The value of the opening of the conveyancing market has been diminished somewhat by:

  1. the nature of the self-serving cowboy industry that emerged
  2. the lack of "intestinal fortitude" of successive Victorian Governments. (Like horses propping at a hurdle, successive Governments allowed conveyancers to operate, but legislated to require them to declare on all their public correspondence whether or not they had a professional indemnity policy. The lawmakers were intruding into "market protection" here - using a nonsense requirement to try and make non-lawyer conveyancers look risky. (It was a nonsense requirement because  "professional indemnity" policies are of no practical use to consumers because they are there to protect the professional, not the consumer).
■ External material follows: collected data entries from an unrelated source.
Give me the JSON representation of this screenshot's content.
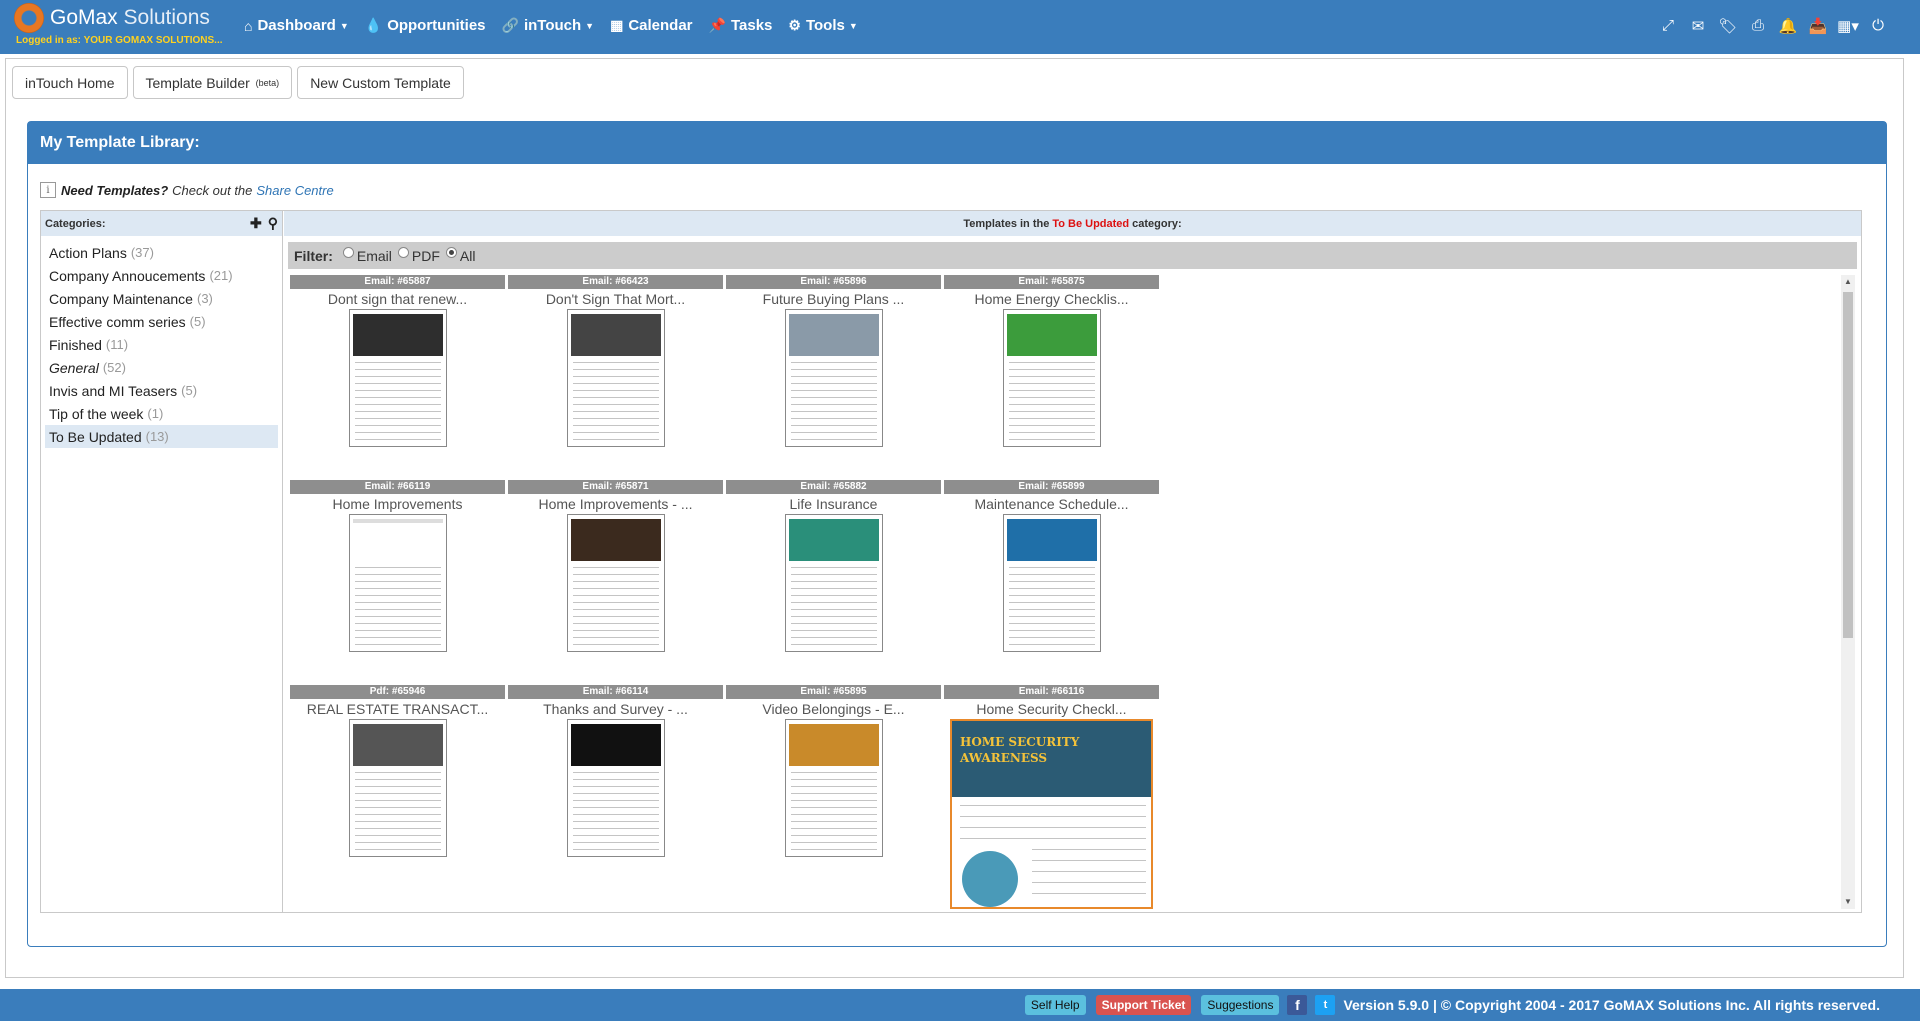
{
  "brand": {
    "name_bold": "GoMax",
    "name_light": "Solutions",
    "logged_label": "Logged in as:",
    "logged_user": "YOUR GOMAX SOLUTIONS..."
  },
  "nav": [
    {
      "label": "Dashboard",
      "icon": "home-icon",
      "glyph": "⌂",
      "caret": true
    },
    {
      "label": "Opportunities",
      "icon": "drop-icon",
      "glyph": "💧",
      "caret": false
    },
    {
      "label": "inTouch",
      "icon": "link-icon",
      "glyph": "🔗",
      "caret": true
    },
    {
      "label": "Calendar",
      "icon": "calendar-icon",
      "glyph": "▦",
      "caret": false
    },
    {
      "label": "Tasks",
      "icon": "pin-icon",
      "glyph": "📌",
      "caret": false
    },
    {
      "label": "Tools",
      "icon": "gear-icon",
      "glyph": "⚙",
      "caret": true
    }
  ],
  "right_icons": [
    {
      "name": "fullscreen-icon",
      "glyph": "⤢"
    },
    {
      "name": "envelope-icon",
      "glyph": "✉"
    },
    {
      "name": "tags-icon",
      "glyph": "🏷"
    },
    {
      "name": "print-icon",
      "glyph": "⎙"
    },
    {
      "name": "bell-icon",
      "glyph": "🔔"
    },
    {
      "name": "inbox-icon",
      "glyph": "📥"
    },
    {
      "name": "calculator-icon",
      "glyph": "▦▾"
    },
    {
      "name": "power-icon",
      "glyph": "⏻"
    }
  ],
  "toolbar": {
    "intouch_home": "inTouch Home",
    "template_builder": "Template Builder",
    "beta": "(beta)",
    "new_custom": "New Custom Template"
  },
  "panel": {
    "title": "My Template Library:",
    "need_bold": "Need Templates?",
    "need_text": "Check out the",
    "share_link": "Share Centre"
  },
  "categories": {
    "header": "Categories:",
    "items": [
      {
        "name": "Action Plans",
        "count": "(37)",
        "active": false,
        "italic": false
      },
      {
        "name": "Company Annoucements",
        "count": "(21)",
        "active": false,
        "italic": false
      },
      {
        "name": "Company Maintenance",
        "count": "(3)",
        "active": false,
        "italic": false
      },
      {
        "name": "Effective comm series",
        "count": "(5)",
        "active": false,
        "italic": false
      },
      {
        "name": "Finished",
        "count": "(11)",
        "active": false,
        "italic": false
      },
      {
        "name": "General",
        "count": "(52)",
        "active": false,
        "italic": true
      },
      {
        "name": "Invis and MI Teasers",
        "count": "(5)",
        "active": false,
        "italic": false
      },
      {
        "name": "Tip of the week",
        "count": "(1)",
        "active": false,
        "italic": false
      },
      {
        "name": "To Be Updated",
        "count": "(13)",
        "active": true,
        "italic": false
      }
    ]
  },
  "main": {
    "head_pre": "Templates in the",
    "head_cat": "To Be Updated",
    "head_post": "category:"
  },
  "filter": {
    "label": "Filter:",
    "options": [
      "Email",
      "PDF",
      "All"
    ],
    "selected": "All"
  },
  "templates": [
    {
      "id": "Email: #65887",
      "title": "Dont sign that renew...",
      "accent": "#2e2e2e"
    },
    {
      "id": "Email: #66423",
      "title": "Don't Sign That Mort...",
      "accent": "#444"
    },
    {
      "id": "Email: #65896",
      "title": "Future Buying Plans ...",
      "accent": "#8a9aa8"
    },
    {
      "id": "Email: #65875",
      "title": "Home Energy Checklis...",
      "accent": "#3c9c3c"
    },
    {
      "id": "Email: #66119",
      "title": "Home Improvements",
      "accent": "#dddddd"
    },
    {
      "id": "Email: #65871",
      "title": "Home Improvements - ...",
      "accent": "#3b2a1e"
    },
    {
      "id": "Email: #65882",
      "title": "Life Insurance",
      "accent": "#2a8f7a"
    },
    {
      "id": "Email: #65899",
      "title": "Maintenance Schedule...",
      "accent": "#1f6fa8"
    },
    {
      "id": "Pdf: #65946",
      "title": "REAL ESTATE TRANSACT...",
      "accent": "#555"
    },
    {
      "id": "Email: #66114",
      "title": "Thanks and Survey - ...",
      "accent": "#111"
    },
    {
      "id": "Email: #65895",
      "title": "Video Belongings - E...",
      "accent": "#c98a2a"
    },
    {
      "id": "Email: #66116",
      "title": "Home Security Checkl...",
      "accent": "#2b5b74"
    }
  ],
  "security_thumb": {
    "heading1": "HOME SECURITY",
    "heading2": "AWARENESS"
  },
  "footer": {
    "self_help": "Self Help",
    "support": "Support Ticket",
    "suggestions": "Suggestions",
    "fb": "f",
    "tw": "t",
    "version": "Version 5.9.0 | © Copyright 2004 - 2017 GoMAX Solutions Inc. All rights reserved."
  }
}
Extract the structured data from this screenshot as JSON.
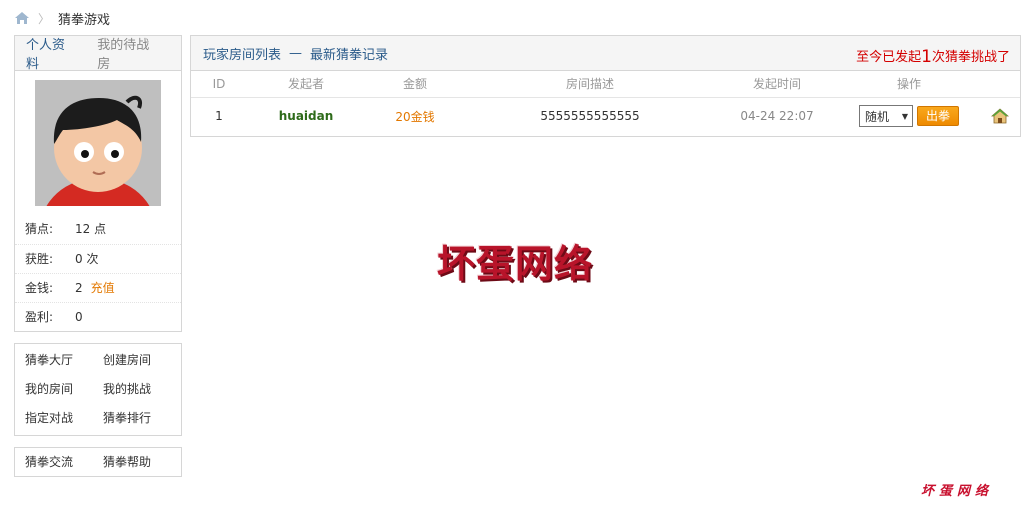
{
  "breadcrumb": {
    "current": "猜拳游戏",
    "separator": "〉"
  },
  "sidebar": {
    "tabs": [
      "个人资料",
      "我的待战房"
    ],
    "stats": [
      {
        "label": "猜点:",
        "value": "12 点"
      },
      {
        "label": "获胜:",
        "value": "0 次"
      },
      {
        "label": "金钱:",
        "value": "2",
        "action": "充值"
      },
      {
        "label": "盈利:",
        "value": "0"
      }
    ],
    "menu": [
      [
        "猜拳大厅",
        "创建房间"
      ],
      [
        "我的房间",
        "我的挑战"
      ],
      [
        "指定对战",
        "猜拳排行"
      ]
    ],
    "menu2": [
      [
        "猜拳交流",
        "猜拳帮助"
      ]
    ]
  },
  "main": {
    "tab_rooms": "玩家房间列表",
    "dash": "—",
    "tab_records": "最新猜拳记录",
    "challenge_prefix": "至今已发起",
    "challenge_count": "1",
    "challenge_suffix": "次猜拳挑战了",
    "columns": [
      "ID",
      "发起者",
      "金额",
      "房间描述",
      "发起时间",
      "操作"
    ],
    "rows": [
      {
        "id": "1",
        "user": "huaidan",
        "amount": "20金钱",
        "desc": "5555555555555",
        "time": "04-24 22:07",
        "select": "随机",
        "button": "出拳"
      }
    ]
  },
  "watermark": "坏蛋网络",
  "watermark_small": "坏蛋网络",
  "colors": {
    "link": "#2b5b8a",
    "accent": "#e37800",
    "alert": "#d40000",
    "user": "#2e6b1a"
  }
}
Despite this, conveyancers felt obliged (and have since been required) to have such policies for fear that potential customers will see it as important.
  3. The insurance industry's astonishing price gouging in the wake of "September 11" which drove up the cost of conveyancing
  4. More recently, Victorian government legislation to license non-lawyer conveyancers (from 1 July 2008) has increased prices further, so that non-lawyer conveyancers prices are now similar to those of lawyers. So why bother dealing with conveyancers?


The history of conveyancing in Victoria since we released the Conveyancing Kit in 1976 is a pungent illustration of the inability of (successive) Governments to put the public first.

 

But enough about conveyancing.

Other Kits

Over the years Legal Kits of Victoria added other kits to its range, first the Will Kit, and then the Probate Kit and Power of Attorney Kit.

 

In Probate, Legal Kits of Victoria has become a recognised and significant player, and is a member of the Supreme Court's Probate Users committee.

 

The Will Kit has also proved a trail blazer, with an extraordinary number of "copy cat" Will Kit marketers appearing on the scene (and some of them disappearing just as fast).